Der Burgstallschrofen

Ein paar hundert Schritte südlich vom Burgstall erhebt sich am Ufer des Zillers aus den Wiesen eine fast runde, mit allerlei Gesträuch bewachsene Bergkuppe. Kleine Wegkapellen begleiten den Wanderer auf die Anhöhe, wo eine kleine und schmucke Rundkirche steht. Von dem Schrofen, auf den sie gebaut ist, erzählt man Folgendes:

In Schwendau wird einmal ein Baum mit drei Wipfeln wachsen. Aus dem Holz dieses Baums wird man eine Wiege schnitzen. Darin muss ein Kind zu liegen kommen, das in einer Sonntagssonnwendnacht geboren ist. Wenn nach Jahren die Sonnwendnacht wiederum auf einen Sonntag fällt, muss das Kind um Mitternacht zum Kirchlein auf dem Burgstallschrofen gehen, dreimal um das Gotteshaus herumlaufen und dabei den Atem anhalten. Nach dem dritten Mal wird ihm eine glühende Schlange entgegenkommen, die einen goldenen Schlüssel im Maul trägt. Diesen muss das Kind ohne Furcht ergreifen. Darauf wird es im Fels eine Tür finden, zu der der Schlüssel passt. Hinter der Tür liegt ein unermesslich reicher Schatz, der dem Kind gehört.

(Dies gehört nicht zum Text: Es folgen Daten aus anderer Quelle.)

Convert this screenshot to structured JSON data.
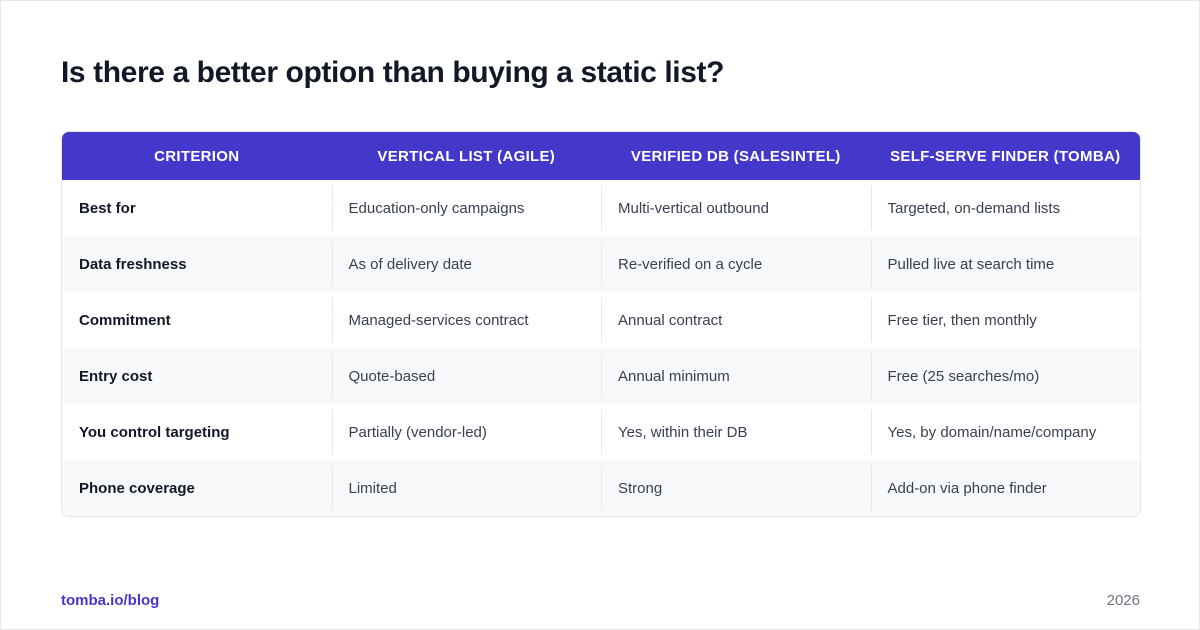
{
  "title": "Is there a better option than buying a static list?",
  "table": {
    "headers": [
      "CRITERION",
      "VERTICAL LIST (AGILE)",
      "VERIFIED DB (SALESINTEL)",
      "SELF-SERVE FINDER (TOMBA)"
    ],
    "rows": [
      [
        "Best for",
        "Education-only campaigns",
        "Multi-vertical outbound",
        "Targeted, on-demand lists"
      ],
      [
        "Data freshness",
        "As of delivery date",
        "Re-verified on a cycle",
        "Pulled live at search time"
      ],
      [
        "Commitment",
        "Managed-services contract",
        "Annual contract",
        "Free tier, then monthly"
      ],
      [
        "Entry cost",
        "Quote-based",
        "Annual minimum",
        "Free (25 searches/mo)"
      ],
      [
        "You control targeting",
        "Partially (vendor-led)",
        "Yes, within their DB",
        "Yes, by domain/name/company"
      ],
      [
        "Phone coverage",
        "Limited",
        "Strong",
        "Add-on via phone finder"
      ]
    ]
  },
  "footer": {
    "link": "tomba.io/blog",
    "year": "2026"
  },
  "colors": {
    "header_bg": "#4338ca",
    "accent": "#4338ca",
    "title": "#111827",
    "alt_row": "#f8f9fb"
  }
}
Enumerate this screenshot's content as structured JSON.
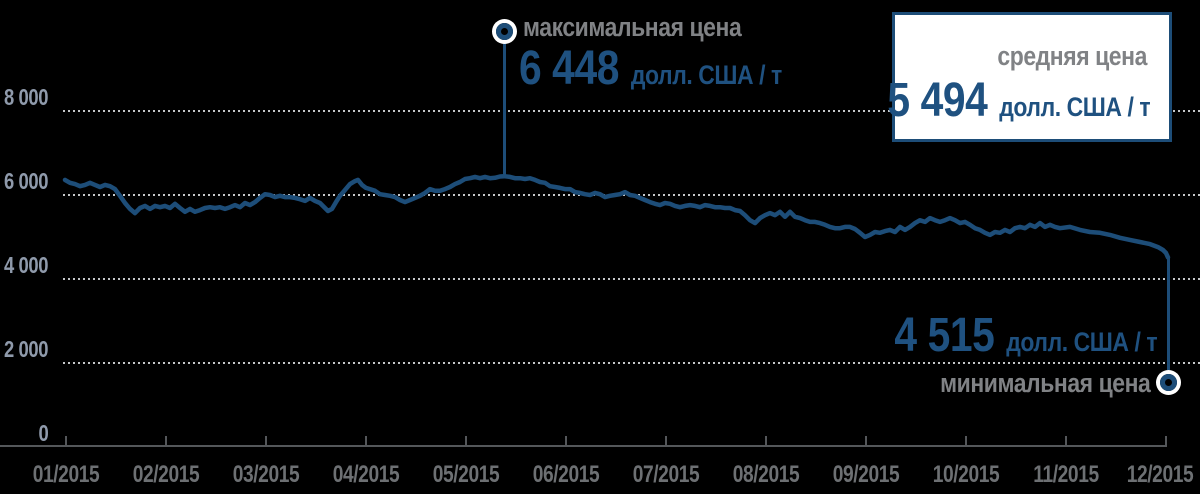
{
  "chart_data": {
    "type": "line",
    "title": "",
    "x_axis": {
      "tick_labels": [
        "01/2015",
        "02/2015",
        "03/2015",
        "04/2015",
        "05/2015",
        "06/2015",
        "07/2015",
        "08/2015",
        "09/2015",
        "10/2015",
        "11/2015",
        "12/2015"
      ]
    },
    "y_axis": {
      "tick_labels": [
        "8 000",
        "6 000",
        "4 000",
        "2 000",
        "0"
      ],
      "tick_values": [
        8000,
        6000,
        4000,
        2000,
        0
      ],
      "grid_values": [
        8000,
        6000,
        4000,
        2000
      ],
      "range": [
        0,
        8800
      ],
      "grid": "dotted"
    },
    "legend": "none",
    "series": [
      {
        "points": [
          [
            0.99,
            6360
          ],
          [
            1.04,
            6290
          ],
          [
            1.09,
            6260
          ],
          [
            1.14,
            6210
          ],
          [
            1.19,
            6240
          ],
          [
            1.24,
            6290
          ],
          [
            1.29,
            6240
          ],
          [
            1.34,
            6190
          ],
          [
            1.39,
            6240
          ],
          [
            1.44,
            6210
          ],
          [
            1.49,
            6140
          ],
          [
            1.54,
            5980
          ],
          [
            1.59,
            5810
          ],
          [
            1.64,
            5670
          ],
          [
            1.69,
            5570
          ],
          [
            1.74,
            5690
          ],
          [
            1.79,
            5740
          ],
          [
            1.84,
            5670
          ],
          [
            1.89,
            5740
          ],
          [
            1.94,
            5710
          ],
          [
            1.99,
            5740
          ],
          [
            2.04,
            5690
          ],
          [
            2.09,
            5790
          ],
          [
            2.14,
            5690
          ],
          [
            2.19,
            5600
          ],
          [
            2.24,
            5670
          ],
          [
            2.29,
            5600
          ],
          [
            2.34,
            5640
          ],
          [
            2.39,
            5690
          ],
          [
            2.44,
            5710
          ],
          [
            2.49,
            5690
          ],
          [
            2.54,
            5710
          ],
          [
            2.59,
            5670
          ],
          [
            2.64,
            5710
          ],
          [
            2.69,
            5760
          ],
          [
            2.74,
            5710
          ],
          [
            2.79,
            5810
          ],
          [
            2.84,
            5760
          ],
          [
            2.89,
            5830
          ],
          [
            2.94,
            5930
          ],
          [
            2.99,
            6020
          ],
          [
            3.04,
            6000
          ],
          [
            3.09,
            5950
          ],
          [
            3.14,
            5980
          ],
          [
            3.19,
            5950
          ],
          [
            3.24,
            5950
          ],
          [
            3.29,
            5930
          ],
          [
            3.34,
            5900
          ],
          [
            3.39,
            5860
          ],
          [
            3.44,
            5930
          ],
          [
            3.49,
            5860
          ],
          [
            3.54,
            5810
          ],
          [
            3.59,
            5690
          ],
          [
            3.62,
            5620
          ],
          [
            3.66,
            5670
          ],
          [
            3.7,
            5830
          ],
          [
            3.74,
            5980
          ],
          [
            3.79,
            6120
          ],
          [
            3.84,
            6260
          ],
          [
            3.89,
            6330
          ],
          [
            3.92,
            6360
          ],
          [
            3.96,
            6240
          ],
          [
            4.0,
            6170
          ],
          [
            4.04,
            6140
          ],
          [
            4.09,
            6100
          ],
          [
            4.14,
            6020
          ],
          [
            4.19,
            6000
          ],
          [
            4.24,
            5980
          ],
          [
            4.29,
            5950
          ],
          [
            4.34,
            5880
          ],
          [
            4.39,
            5830
          ],
          [
            4.44,
            5880
          ],
          [
            4.49,
            5930
          ],
          [
            4.54,
            5980
          ],
          [
            4.59,
            6050
          ],
          [
            4.64,
            6140
          ],
          [
            4.69,
            6100
          ],
          [
            4.74,
            6100
          ],
          [
            4.79,
            6140
          ],
          [
            4.84,
            6190
          ],
          [
            4.89,
            6260
          ],
          [
            4.94,
            6310
          ],
          [
            4.99,
            6380
          ],
          [
            5.04,
            6400
          ],
          [
            5.09,
            6430
          ],
          [
            5.14,
            6400
          ],
          [
            5.19,
            6430
          ],
          [
            5.24,
            6400
          ],
          [
            5.29,
            6410
          ],
          [
            5.34,
            6440
          ],
          [
            5.38,
            6448
          ],
          [
            5.44,
            6430
          ],
          [
            5.49,
            6400
          ],
          [
            5.54,
            6400
          ],
          [
            5.59,
            6380
          ],
          [
            5.64,
            6400
          ],
          [
            5.69,
            6360
          ],
          [
            5.74,
            6310
          ],
          [
            5.79,
            6290
          ],
          [
            5.84,
            6210
          ],
          [
            5.89,
            6190
          ],
          [
            5.94,
            6170
          ],
          [
            5.99,
            6140
          ],
          [
            6.04,
            6140
          ],
          [
            6.09,
            6070
          ],
          [
            6.14,
            6050
          ],
          [
            6.19,
            6020
          ],
          [
            6.24,
            6000
          ],
          [
            6.29,
            6050
          ],
          [
            6.34,
            6020
          ],
          [
            6.39,
            5950
          ],
          [
            6.44,
            5980
          ],
          [
            6.49,
            6000
          ],
          [
            6.54,
            6020
          ],
          [
            6.59,
            6070
          ],
          [
            6.64,
            6000
          ],
          [
            6.69,
            5980
          ],
          [
            6.74,
            5930
          ],
          [
            6.79,
            5880
          ],
          [
            6.84,
            5830
          ],
          [
            6.89,
            5790
          ],
          [
            6.94,
            5760
          ],
          [
            6.99,
            5810
          ],
          [
            7.04,
            5790
          ],
          [
            7.09,
            5740
          ],
          [
            7.14,
            5710
          ],
          [
            7.19,
            5740
          ],
          [
            7.24,
            5760
          ],
          [
            7.29,
            5740
          ],
          [
            7.34,
            5710
          ],
          [
            7.39,
            5760
          ],
          [
            7.44,
            5740
          ],
          [
            7.49,
            5710
          ],
          [
            7.54,
            5710
          ],
          [
            7.59,
            5690
          ],
          [
            7.64,
            5690
          ],
          [
            7.69,
            5640
          ],
          [
            7.74,
            5620
          ],
          [
            7.79,
            5520
          ],
          [
            7.84,
            5400
          ],
          [
            7.89,
            5330
          ],
          [
            7.94,
            5450
          ],
          [
            7.99,
            5520
          ],
          [
            8.04,
            5570
          ],
          [
            8.09,
            5520
          ],
          [
            8.14,
            5600
          ],
          [
            8.19,
            5480
          ],
          [
            8.24,
            5600
          ],
          [
            8.29,
            5480
          ],
          [
            8.34,
            5450
          ],
          [
            8.39,
            5400
          ],
          [
            8.44,
            5360
          ],
          [
            8.49,
            5360
          ],
          [
            8.54,
            5330
          ],
          [
            8.59,
            5290
          ],
          [
            8.64,
            5240
          ],
          [
            8.69,
            5210
          ],
          [
            8.74,
            5210
          ],
          [
            8.79,
            5240
          ],
          [
            8.84,
            5240
          ],
          [
            8.89,
            5190
          ],
          [
            8.94,
            5100
          ],
          [
            8.99,
            5000
          ],
          [
            9.04,
            5050
          ],
          [
            9.09,
            5120
          ],
          [
            9.14,
            5100
          ],
          [
            9.19,
            5140
          ],
          [
            9.24,
            5170
          ],
          [
            9.29,
            5120
          ],
          [
            9.34,
            5240
          ],
          [
            9.39,
            5170
          ],
          [
            9.44,
            5240
          ],
          [
            9.49,
            5330
          ],
          [
            9.54,
            5400
          ],
          [
            9.59,
            5360
          ],
          [
            9.64,
            5450
          ],
          [
            9.69,
            5400
          ],
          [
            9.74,
            5360
          ],
          [
            9.79,
            5400
          ],
          [
            9.84,
            5450
          ],
          [
            9.89,
            5400
          ],
          [
            9.94,
            5330
          ],
          [
            9.99,
            5360
          ],
          [
            10.04,
            5290
          ],
          [
            10.09,
            5210
          ],
          [
            10.14,
            5170
          ],
          [
            10.19,
            5100
          ],
          [
            10.24,
            5050
          ],
          [
            10.29,
            5120
          ],
          [
            10.34,
            5100
          ],
          [
            10.39,
            5170
          ],
          [
            10.44,
            5120
          ],
          [
            10.49,
            5210
          ],
          [
            10.54,
            5240
          ],
          [
            10.59,
            5210
          ],
          [
            10.64,
            5290
          ],
          [
            10.69,
            5240
          ],
          [
            10.74,
            5330
          ],
          [
            10.79,
            5240
          ],
          [
            10.84,
            5290
          ],
          [
            10.89,
            5240
          ],
          [
            10.94,
            5210
          ],
          [
            11.04,
            5240
          ],
          [
            11.14,
            5170
          ],
          [
            11.24,
            5120
          ],
          [
            11.34,
            5100
          ],
          [
            11.44,
            5050
          ],
          [
            11.54,
            4980
          ],
          [
            11.64,
            4930
          ],
          [
            11.74,
            4880
          ],
          [
            11.84,
            4830
          ],
          [
            11.92,
            4760
          ],
          [
            11.97,
            4690
          ],
          [
            12.0,
            4620
          ],
          [
            12.02,
            4515
          ]
        ]
      }
    ],
    "annotations": {
      "max": {
        "label": "максимальная цена",
        "value": "6 448",
        "unit": "долл. США / т",
        "price": 6448,
        "month": 5.38
      },
      "avg": {
        "label": "средняя цена",
        "value": "5 494",
        "unit": "долл. США / т",
        "price": 5494
      },
      "min": {
        "label": "минимальная цена",
        "value": "4 515",
        "unit": "долл. США / т",
        "price": 4515,
        "month": 12.02
      }
    },
    "colors": {
      "line": "#1d4d78",
      "value_text": "#1f5180",
      "callout_text": "#808285",
      "y_labels": "#8f9aab",
      "x_labels": "#6d7073",
      "grid_dots": "#c5c7c9",
      "axis": "#54575a",
      "box_bg": "#ffffff",
      "background": "#000000"
    }
  }
}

Eine andere Sage weiß zu berichten, dass auf dem Schrofen dereinst ein Bub beim Kühehüten war. Plötzlich stand ein Männlein vor ihm, sagte:

"Wenn du der weißen Schlange den Schlüssel aus dem Maul nimmst, kannst einen großen Schatz heben," und verschwand. Es dauerte nicht lang, da schlängelte sich ein weißer Wurm duchs Gras, der einen goldenen Schlüssel im Maul trug. Der Bub jedoch getraute sich nicht, etwas zu tun. Nach einer Weile verkroch sich die Schlange wieder, und eine Stimme ließ sich vernehmen: "Auf dem Schrofen wird einst ein Baum mit drei Wipfeln wachsen. Aus dem mittleren wird eine Wiege geschnitzt werden. Das erste Kind, das in dieser Wiege liegt, wird den Schatz heben."

Quelle: Hifalan & Hafalan, Sagen aus dem Zillertal, Erich Hupfauf, Hall in Tirol, 2000, S. 88f.